Nicolas Renier Laboratoire de Plasticité Structurale, Sorbonne Université, ICM Institut du Cerveau et de la Moelle Epinière, FRANCENicolas RenierLaboratoire de Plasticité Structurale, Sorbonne Université, ICM Institut du Cerveau et de la Moelle Epinière, FRANCE
- 19 Jan 2024
- 11 h 30 min - 12 h 30 min
- Neuroscience Seminar Series
The developing post-natal cerebral vasculature, by Nicolas Renier
The developing post-natal cerebral vasculature
The brain is densely perfused by the vascular network, which provides nutrients and oxygen to support neuronal function. The architecture of the cerebral vasculature addresses specific constrains of the neural tissues, including the near absence of energy storage and very high metabolic demand. Despite the clear observation that both the vascular density and the metabolic demands are heterogenous across the brain, whether and how neuronal activity controls the vascular topology is still debated for several reasons: first, there is no correlation between the densities of neurons and blood vessels. Second, the organization of the vascular and neuronal networks don’t match closely. Third, there is disagreement in the literature on whether modulating neuronal activity levels can lead to a remodeling of the vasculature or not. To better understand the relationship between the metabolic need of the different neural cell types and the topology of the adult vascular network, we built a 3D developmental atlas of the brain vasculature. For this, we generated the annotation maps and templates for the developing mouse brain to align vascular datasets onto. We next optimized a series of computational tools to measure and classify the organization of the different brain regions. We used these tools to generate a system’s view of the developmental trajectories for the various brain regions. Finally, we tested in different models of neuronal activity modulation its impact on the development and maintenance of the network. This work reveals how the vascular network can cater differently to the metabolic needs of both the developing and adult brain, and how cerebral networks shape the development and maintenance of the cerebral vasculature.
Dr. Nicolas Renier started his doctoral training in 2007 at the Vision Institute in Paris in the laboratory of Alain Chédotal. His work detailed the importance of crossed axons in the formation of functional circuits and maps in the brain. He then moved to the laboratory of Marc Tessier-Lavigne in 2012 at the Rockefeller University in New York City where he co-developed methods to map the brain and other organs in 3D using tissue clearing and light sheet microscopy. These tools enable fast and streamlined 3D analysis of neuronal activity and axonal projection patterns in the mouse brain.

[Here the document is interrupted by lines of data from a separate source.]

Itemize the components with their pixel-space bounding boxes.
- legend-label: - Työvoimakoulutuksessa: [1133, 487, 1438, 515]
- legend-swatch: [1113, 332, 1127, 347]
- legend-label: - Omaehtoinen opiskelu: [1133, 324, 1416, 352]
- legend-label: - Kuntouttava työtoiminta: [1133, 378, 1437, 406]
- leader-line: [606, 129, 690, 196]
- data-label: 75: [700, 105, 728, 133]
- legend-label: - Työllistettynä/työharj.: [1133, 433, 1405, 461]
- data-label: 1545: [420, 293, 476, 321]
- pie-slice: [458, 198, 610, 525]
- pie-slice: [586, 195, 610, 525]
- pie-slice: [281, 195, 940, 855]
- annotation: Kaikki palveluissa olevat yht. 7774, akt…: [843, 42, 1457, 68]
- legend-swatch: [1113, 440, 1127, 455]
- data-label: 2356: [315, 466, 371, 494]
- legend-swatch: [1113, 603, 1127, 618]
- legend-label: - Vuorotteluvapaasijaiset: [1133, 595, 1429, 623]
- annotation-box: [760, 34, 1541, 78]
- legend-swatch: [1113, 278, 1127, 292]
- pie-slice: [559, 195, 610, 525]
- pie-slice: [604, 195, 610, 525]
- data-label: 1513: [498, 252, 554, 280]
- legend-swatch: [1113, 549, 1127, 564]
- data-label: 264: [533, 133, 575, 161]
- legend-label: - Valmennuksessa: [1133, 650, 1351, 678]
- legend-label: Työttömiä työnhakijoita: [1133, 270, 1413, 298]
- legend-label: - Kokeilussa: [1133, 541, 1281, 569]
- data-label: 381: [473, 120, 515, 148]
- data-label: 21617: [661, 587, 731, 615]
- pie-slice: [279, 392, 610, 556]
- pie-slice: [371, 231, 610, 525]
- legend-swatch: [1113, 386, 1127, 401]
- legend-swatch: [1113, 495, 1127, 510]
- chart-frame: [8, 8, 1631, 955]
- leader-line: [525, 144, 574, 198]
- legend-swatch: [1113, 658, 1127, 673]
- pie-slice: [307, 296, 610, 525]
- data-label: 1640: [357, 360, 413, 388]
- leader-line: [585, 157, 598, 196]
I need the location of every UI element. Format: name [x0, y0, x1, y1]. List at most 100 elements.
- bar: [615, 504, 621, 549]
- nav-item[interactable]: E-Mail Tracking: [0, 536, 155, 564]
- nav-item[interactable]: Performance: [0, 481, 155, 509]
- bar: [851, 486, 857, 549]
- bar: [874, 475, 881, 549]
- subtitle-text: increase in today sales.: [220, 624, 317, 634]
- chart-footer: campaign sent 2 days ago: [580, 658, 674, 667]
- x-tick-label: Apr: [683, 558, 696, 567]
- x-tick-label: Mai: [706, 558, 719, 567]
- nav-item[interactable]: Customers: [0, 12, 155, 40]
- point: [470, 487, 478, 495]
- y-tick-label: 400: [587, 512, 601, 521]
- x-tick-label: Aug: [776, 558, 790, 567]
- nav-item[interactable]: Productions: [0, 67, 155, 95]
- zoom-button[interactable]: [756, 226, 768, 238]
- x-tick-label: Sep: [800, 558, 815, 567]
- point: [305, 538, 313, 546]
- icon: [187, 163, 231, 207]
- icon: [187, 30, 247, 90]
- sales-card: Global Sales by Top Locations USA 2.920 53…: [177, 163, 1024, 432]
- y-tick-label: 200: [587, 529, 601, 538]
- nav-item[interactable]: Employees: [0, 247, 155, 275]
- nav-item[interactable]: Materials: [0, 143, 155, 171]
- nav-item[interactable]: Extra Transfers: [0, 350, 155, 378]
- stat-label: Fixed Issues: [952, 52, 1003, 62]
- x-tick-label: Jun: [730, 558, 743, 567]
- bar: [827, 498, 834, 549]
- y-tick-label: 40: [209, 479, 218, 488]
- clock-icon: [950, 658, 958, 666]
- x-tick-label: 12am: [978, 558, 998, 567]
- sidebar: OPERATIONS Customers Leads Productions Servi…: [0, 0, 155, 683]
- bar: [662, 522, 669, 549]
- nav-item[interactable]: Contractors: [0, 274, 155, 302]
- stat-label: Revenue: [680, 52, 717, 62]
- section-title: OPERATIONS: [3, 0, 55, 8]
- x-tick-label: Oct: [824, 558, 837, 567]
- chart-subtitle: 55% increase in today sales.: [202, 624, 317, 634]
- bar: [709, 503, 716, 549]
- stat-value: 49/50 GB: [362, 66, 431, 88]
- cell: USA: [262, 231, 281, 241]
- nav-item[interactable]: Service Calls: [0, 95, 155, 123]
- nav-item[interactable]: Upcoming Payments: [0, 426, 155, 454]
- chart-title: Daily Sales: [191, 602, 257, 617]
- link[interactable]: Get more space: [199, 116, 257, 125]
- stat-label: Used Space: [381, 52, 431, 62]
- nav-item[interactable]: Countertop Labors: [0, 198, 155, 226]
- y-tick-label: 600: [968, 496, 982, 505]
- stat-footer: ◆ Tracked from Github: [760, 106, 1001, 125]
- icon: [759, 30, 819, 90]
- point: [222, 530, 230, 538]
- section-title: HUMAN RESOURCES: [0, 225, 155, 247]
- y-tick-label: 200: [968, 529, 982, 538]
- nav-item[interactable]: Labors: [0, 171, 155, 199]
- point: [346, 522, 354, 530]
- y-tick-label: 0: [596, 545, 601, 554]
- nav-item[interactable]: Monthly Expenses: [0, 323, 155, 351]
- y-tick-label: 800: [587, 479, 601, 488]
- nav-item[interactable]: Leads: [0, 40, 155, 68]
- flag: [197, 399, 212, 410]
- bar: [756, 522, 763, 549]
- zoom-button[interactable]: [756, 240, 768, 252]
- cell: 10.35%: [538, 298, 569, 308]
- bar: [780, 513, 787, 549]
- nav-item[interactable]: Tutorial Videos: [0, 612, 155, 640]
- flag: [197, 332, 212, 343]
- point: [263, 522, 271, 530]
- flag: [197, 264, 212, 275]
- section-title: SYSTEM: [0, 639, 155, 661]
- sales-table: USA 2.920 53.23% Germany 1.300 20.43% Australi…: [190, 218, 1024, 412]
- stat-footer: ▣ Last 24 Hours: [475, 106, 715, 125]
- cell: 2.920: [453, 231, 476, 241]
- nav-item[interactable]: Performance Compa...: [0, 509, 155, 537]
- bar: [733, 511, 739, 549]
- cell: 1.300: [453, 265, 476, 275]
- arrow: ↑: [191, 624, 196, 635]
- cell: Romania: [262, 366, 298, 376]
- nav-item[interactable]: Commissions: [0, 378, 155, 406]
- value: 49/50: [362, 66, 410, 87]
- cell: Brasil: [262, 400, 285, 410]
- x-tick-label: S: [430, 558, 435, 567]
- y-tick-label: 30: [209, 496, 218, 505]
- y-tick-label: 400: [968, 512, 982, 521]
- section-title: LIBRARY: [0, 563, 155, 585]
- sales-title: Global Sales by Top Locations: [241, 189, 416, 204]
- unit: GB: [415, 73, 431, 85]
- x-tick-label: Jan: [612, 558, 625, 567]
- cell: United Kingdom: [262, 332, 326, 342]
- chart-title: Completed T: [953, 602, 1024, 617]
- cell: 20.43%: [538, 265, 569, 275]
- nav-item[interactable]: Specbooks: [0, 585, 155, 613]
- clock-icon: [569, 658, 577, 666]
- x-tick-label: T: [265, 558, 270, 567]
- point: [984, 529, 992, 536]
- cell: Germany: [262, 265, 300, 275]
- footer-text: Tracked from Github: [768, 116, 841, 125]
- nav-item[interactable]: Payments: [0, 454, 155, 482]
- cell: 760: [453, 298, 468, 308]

Nicolas started his own laboratory in 2017 at the Paris Brain Institute, where he is developing a research program to understand the mechanisms and physiological impact of cerebral plasticity during development and in the adult life. His independent work led so far to 1) the development of a methodology to generate whole brain maps of the microvascular cerebral network in the mouse in physiological and pathological conditions and 2) How brain plasticity during pregnancy can shape some maternal behaviors.